Der Autor, der  u.a. Bücher zur Musikgeschichte, über Schloss Schönbrunn und die Habsburger verfasst hat, recherchiert für seine nächste Arbeit, ein Buch über Mozarts Ehefrau, die von der Musikrezeption bis vor kurzem noch voller Vorurteile als des Musikgenies nicht würdig bezeichnet wurde. Seit sich jedoch  in den letzten Jahren das Bild von Mozarts in Zell geborener, musikalisch ausgebildeter, Ehefrau gewandelt hat, ist die Musikwissenschaft nun auch in Japan ihrer Persönlichkeit und ihren Verdiensten auf der Spur.

Peter Bauer, Heidi Knoblich & Masayasu Komiya © Design G. Decker Peter Bauer, Heidi Knoblich & Masayasu Komiya © Design G. Decker

Zu seiner Arbeit über Constanze Mozart angeregt wurde Komiya durch den Verleger seines Buches über den österreichischen Musikschriftsteller Ludwig Alois Friedrich Ritter von Köchel, den Autor des Köchel-Verzeichnisses , in dem  W.A. Mozarts Tonwerke aufgelistet sind. Der Bedeutung von Constanze Mozart bewusst, riet er Komiya, sie in seinem neuesten Buch ins rechte Licht zu stellen. Mozart selber hatte nämlich, Constanzes  Rat befolgend, am 9. Februar 1784 ein Werksverzeichnis angelegt, in das er bis zu seinem Tod am 5. Dezember 1791 das Thema jedes neuen Stückes und den jeweiligen Tag dessen Vollendung eintrug. Ein Urheberrecht existierte noch nicht, und Mozart verschenkte viele seiner Kompositionen.  Manche  von ihnen verschwanden auch bei den Notenkopisten und wurden dann als Werke anderer Komponisten ausgegeben. 

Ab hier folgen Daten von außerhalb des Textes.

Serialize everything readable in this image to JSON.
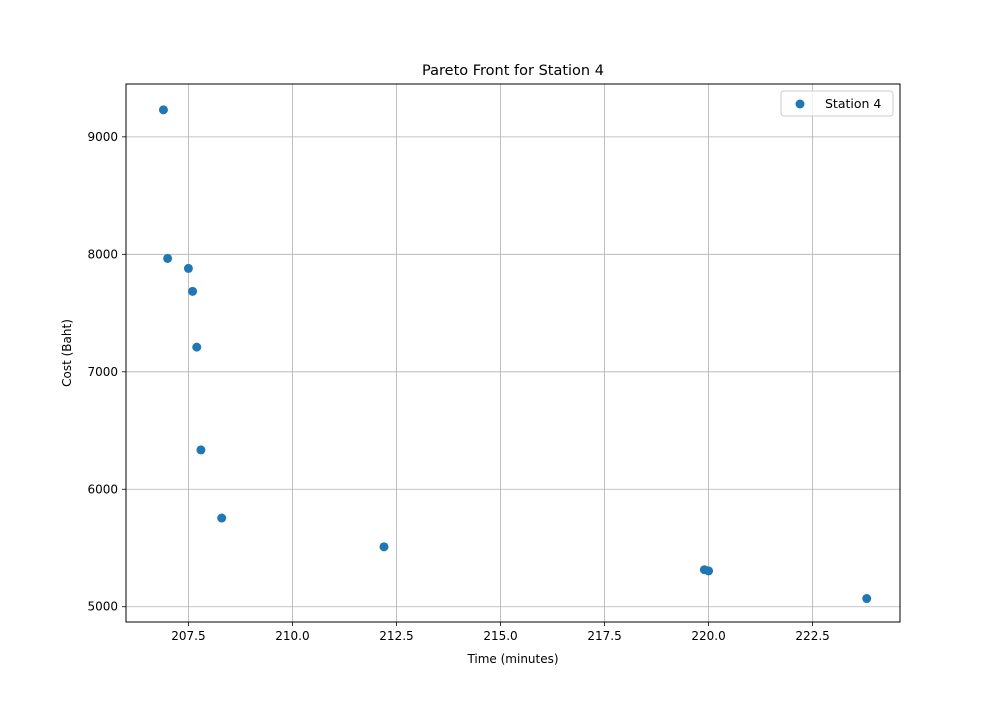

Heidi Knoblich führte den Wissenschaftler Komiya, der ihren Roman „Constanze Mozart geb. Weber“ schon vor seiner Forschungsreise in Yokohama gelesen hatte, auf den Spuren von Constanze Mozart und deren Vorfahren durch Zell und erzählte ihm, wie Fridolin Weber von Zell an das Mannheimer Hoftheater des Kurfürsten Carl Theodor gelangte und Mozart dort zum ersten Mal begegnete. Peter Bauer, Vorsitzender des Zeller Bergland Tourismus e.V., überreichte dem japanischen Forscher die in ein Buch gebundenen Impressionen von der von Heidi Knoblich organisierten und inszenierten Feier zu Constanze Mozarts 250. Geburtstag am 5. Januar 2012. Komiya zeigte sich sehr berührt von der Liebe, mit der in Zell auf die Bedeutung der Amtmann- und Musikerfamilie Weber und deren Töchter hingewiesen wird, die Mozart und seine Werke so sehr prägten. „Hier bei Ihnen in Zell hat eine wirkliche Weltgeschichte ihren Anfang genommen“, stellte er beeindruckt fest.  In seinem Buch über Constanze Mozart wird Komiya auch ihren Geburtsort Zell vorstellen.